The other type of glamorous is more optimistic. Maybe something that my past self it’s telling me and it’s a less fearful thing. It’s about transformation, we all need transformation to pull ourselves out of things. But when that gown or glamorous outfit becomes expectation, that’s when it becomes a problem. So I’ve tried to redefine a version of glamorous to make some sort of space within that term and language.

KA: For this show you choose to dissect the word glamorous and its nature. Is it an internal - external thing?

JC: I don’t know where it comes from, I suppose you’re right it comes from the inside but I’m not trying to create an inside - outside boundary here. It’s like when I watched “Paris is Burning”, they found joy in this secret club of transformation. This is what I’m interested in, we see the word glamorous as this shallow thing. It’s what capitalism uses to sell products to people and it’s terrible. But there’s the flip side of glamorous, a more theatrical side.

KA: You are questioning the viewer whether glamour can exist as a “team sport” where everyone can shine. Do you think that can ever happen?

JC: I think it can be, but the overall game needs to be changed or be negotiated. You move to negotiate space within it because things are getting more and more airtight in terms of consumerism.

The idea for this show is, these are all characters in a PE lesson. Mr pepper in the corner, who is the history teacher and he’s covering the PE lesson but he really doesn’t have any control of the kids in the class. They are the non-squad that has no interest in playing netball, they are playing their own game and I love this idea of playing by our own rules.

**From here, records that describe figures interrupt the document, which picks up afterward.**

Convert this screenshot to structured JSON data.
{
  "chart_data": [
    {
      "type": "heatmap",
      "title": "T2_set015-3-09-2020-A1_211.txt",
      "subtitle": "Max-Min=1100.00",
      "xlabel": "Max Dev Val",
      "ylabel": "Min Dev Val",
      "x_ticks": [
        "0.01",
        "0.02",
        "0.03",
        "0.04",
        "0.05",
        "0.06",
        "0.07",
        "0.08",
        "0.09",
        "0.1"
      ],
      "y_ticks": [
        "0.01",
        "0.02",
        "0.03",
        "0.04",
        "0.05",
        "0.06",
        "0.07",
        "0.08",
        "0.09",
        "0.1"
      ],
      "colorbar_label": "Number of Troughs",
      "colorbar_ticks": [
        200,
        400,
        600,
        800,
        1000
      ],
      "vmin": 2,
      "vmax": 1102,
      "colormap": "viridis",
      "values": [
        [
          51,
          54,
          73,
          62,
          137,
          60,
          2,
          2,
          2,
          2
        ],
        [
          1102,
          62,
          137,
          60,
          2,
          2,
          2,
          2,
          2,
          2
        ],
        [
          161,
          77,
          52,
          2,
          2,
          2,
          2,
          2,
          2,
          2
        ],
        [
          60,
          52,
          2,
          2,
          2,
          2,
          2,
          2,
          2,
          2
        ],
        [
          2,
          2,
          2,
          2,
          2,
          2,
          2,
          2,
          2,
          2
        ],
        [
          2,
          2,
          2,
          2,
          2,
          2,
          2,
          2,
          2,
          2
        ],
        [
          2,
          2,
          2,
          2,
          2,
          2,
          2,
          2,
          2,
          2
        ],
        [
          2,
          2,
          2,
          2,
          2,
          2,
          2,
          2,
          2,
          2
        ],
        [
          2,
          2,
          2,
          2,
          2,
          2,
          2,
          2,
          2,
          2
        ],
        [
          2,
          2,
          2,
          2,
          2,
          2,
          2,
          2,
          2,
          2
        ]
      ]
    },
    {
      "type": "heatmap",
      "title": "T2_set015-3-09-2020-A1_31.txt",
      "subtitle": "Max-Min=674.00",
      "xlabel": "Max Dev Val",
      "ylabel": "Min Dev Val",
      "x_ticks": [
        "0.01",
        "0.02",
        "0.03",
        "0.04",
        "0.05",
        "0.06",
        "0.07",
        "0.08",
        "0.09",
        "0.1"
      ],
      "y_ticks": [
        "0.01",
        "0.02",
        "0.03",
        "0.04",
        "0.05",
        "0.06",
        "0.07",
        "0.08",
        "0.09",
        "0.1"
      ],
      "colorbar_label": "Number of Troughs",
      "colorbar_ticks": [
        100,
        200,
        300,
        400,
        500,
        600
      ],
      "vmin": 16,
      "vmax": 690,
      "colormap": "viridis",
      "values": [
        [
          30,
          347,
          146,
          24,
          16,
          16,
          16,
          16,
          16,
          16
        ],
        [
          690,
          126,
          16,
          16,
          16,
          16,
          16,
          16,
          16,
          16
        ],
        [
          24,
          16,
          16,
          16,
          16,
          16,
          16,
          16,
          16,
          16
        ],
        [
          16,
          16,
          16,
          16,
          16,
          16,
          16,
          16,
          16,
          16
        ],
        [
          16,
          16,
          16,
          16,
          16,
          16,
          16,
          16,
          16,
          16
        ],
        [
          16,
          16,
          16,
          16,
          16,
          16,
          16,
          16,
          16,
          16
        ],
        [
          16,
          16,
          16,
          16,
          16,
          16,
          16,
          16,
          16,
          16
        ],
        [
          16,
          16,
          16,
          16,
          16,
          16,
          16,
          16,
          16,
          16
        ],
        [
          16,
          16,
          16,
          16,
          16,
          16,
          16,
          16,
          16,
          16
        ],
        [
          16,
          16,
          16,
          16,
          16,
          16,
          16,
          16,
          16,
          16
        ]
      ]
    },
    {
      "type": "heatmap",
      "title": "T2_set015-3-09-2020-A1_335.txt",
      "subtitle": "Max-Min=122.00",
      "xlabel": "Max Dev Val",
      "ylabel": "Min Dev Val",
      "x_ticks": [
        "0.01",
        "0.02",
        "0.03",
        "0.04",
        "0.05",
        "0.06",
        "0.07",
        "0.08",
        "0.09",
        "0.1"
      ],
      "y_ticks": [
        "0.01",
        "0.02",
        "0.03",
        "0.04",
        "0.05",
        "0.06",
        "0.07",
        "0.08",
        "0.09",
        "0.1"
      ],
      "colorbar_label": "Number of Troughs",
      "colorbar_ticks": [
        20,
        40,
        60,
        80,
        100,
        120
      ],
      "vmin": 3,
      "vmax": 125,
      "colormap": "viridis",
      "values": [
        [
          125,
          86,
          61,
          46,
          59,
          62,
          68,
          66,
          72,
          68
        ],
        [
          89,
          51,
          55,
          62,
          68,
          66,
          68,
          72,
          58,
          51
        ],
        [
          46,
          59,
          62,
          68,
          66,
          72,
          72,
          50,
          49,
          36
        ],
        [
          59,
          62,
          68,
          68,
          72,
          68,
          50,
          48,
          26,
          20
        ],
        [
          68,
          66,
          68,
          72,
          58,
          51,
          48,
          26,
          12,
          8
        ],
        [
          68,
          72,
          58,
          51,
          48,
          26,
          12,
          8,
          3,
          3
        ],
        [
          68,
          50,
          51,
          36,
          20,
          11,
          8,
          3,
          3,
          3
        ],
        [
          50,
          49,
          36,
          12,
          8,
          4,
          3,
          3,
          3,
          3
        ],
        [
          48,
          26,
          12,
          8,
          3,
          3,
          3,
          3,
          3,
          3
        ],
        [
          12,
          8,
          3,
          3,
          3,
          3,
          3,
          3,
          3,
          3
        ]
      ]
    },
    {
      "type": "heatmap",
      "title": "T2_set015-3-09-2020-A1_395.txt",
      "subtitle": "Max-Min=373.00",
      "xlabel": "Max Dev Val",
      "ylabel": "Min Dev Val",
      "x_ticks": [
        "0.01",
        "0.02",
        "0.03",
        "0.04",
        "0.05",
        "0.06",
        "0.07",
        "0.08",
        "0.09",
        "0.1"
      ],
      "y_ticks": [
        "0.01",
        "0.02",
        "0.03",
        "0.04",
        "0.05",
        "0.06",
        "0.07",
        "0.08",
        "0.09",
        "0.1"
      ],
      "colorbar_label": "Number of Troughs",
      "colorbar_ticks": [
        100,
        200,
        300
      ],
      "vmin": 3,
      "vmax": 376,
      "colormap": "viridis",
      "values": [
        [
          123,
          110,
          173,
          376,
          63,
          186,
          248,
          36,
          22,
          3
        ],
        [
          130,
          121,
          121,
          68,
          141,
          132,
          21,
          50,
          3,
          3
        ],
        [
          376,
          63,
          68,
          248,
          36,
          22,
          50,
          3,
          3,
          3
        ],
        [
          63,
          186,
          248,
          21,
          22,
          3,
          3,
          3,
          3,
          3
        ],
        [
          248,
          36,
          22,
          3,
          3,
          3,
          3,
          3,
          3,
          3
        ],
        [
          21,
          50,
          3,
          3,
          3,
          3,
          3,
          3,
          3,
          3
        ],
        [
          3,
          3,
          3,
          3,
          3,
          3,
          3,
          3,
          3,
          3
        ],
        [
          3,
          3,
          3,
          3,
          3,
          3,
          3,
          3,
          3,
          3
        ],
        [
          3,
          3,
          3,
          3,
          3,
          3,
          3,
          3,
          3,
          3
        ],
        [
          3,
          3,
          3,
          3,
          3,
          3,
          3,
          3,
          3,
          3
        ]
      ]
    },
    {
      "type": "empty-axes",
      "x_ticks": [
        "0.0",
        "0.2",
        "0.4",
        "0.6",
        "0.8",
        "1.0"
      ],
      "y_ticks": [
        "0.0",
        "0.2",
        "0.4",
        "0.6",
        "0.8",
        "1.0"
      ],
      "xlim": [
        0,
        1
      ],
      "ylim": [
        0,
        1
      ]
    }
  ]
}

They have taken over this lesson, it’s meant to be their practice lesson but the don’t actually play because they are so bad at it. These guys are playing a slow motion glamour game.

KA: Why did you choose netball?

JC: So I really hated netball [laughs]. I just couldn’t get in the flow of anything, I was constantly trying to think where I’m standing and all the rules. I did some research into it and it was invented a year after basketball, as a sport for women and it was played in this ridiculously long and restrictive skirts.

The netball court is a symbol for competition and the set rules of the game - we are taught everything is a game that we have to participate in. So the obedience is a symptom of our society and I want to find a way to renegotiate this in order to find a space within it.

KA: I love the link between the picture taken in 2005 in Norwich and your most recent work. Almost like you’re coming back to it. What is the transformation you see from the Jennifer then and the Jennifer now?

JC: I never used this photo in a piece of work, it was just a bit of visual research and I came across it recently when I was doing up my website but when I looked back at it it was what my work pitted itself against. It is this weird sense of collaborating with my past self, almost like the picture was a letter to my future self and now I’m writing back. I’m just questioning if there’s a value in the glamorous and this is what led me into the concept for this exhibition. To mess things up a little bit and break my previous rules. I wanted to unmute the woman in the picture and imagine what she would say.

KA: Finally, what’s next for you?

JC: I need to go back and clear out my studio because at the moment it looks like a pack of 10 year olds had their lunch break there! [laughs]. I have an open studio coming up this month and I’m also working on a couple of things. Also, I just found out today that I’ve got something coming up in May next year called “Beauty Salon”. It’s an exhibition in Cambridge with Cathy Lomax and Alli Sharma who I really respect.